To acknowledge that there are cases when early abortion is the lesser of two evils is not to be pro-abortion, any more than to acknowledge that sometimes war may be a necessary evil means that one is pro-war. There is a pro-life position which refuses all forms of violence, including abortion and war, and it finds near-unanimous support in the very early Christian tradition. If one really believes that the intentional taking of innocent life is never permitted, then surely one must be pacifist as well as anti-abortion, given that the methods of modern warfare mean that the vast majority of casualties of war are now civilians? This pro-life position also entails a commitment to martyrdom if necessary – the martyrdom of a woman who accepts a pregnancy which poses a potentially deadly threat to her own life, or the martyrdom of a person who chooses to die rather than kill when confronted by an aggressor.

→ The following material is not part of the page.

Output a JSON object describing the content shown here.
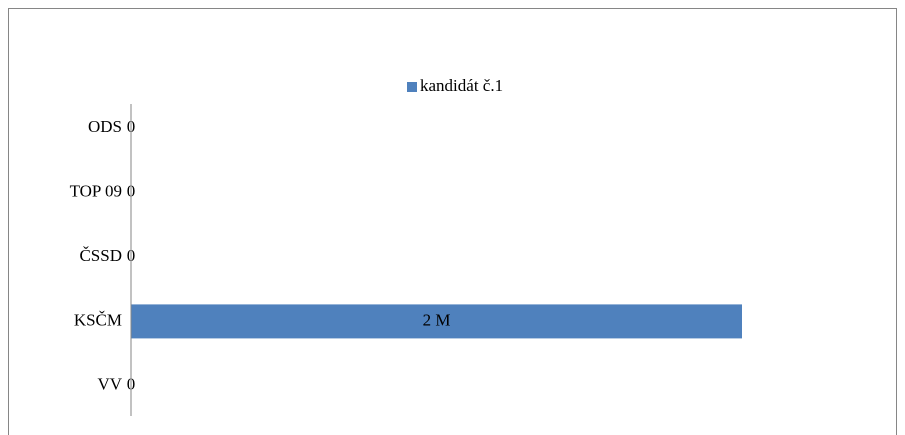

But martyrdom cannot be imposed, it has to be willingly accepted, and to insist that the life of a young mother of four existing children should be sacrificed to preserve an eleven week foetus would strike many as a particularly brutal form of imposed martyrdom. There has to be greater wisdom and compassion in the ways in which the Catholic hierarchy responds to the kind of moral dilemmas faced by Sister Margaret and her colleagues.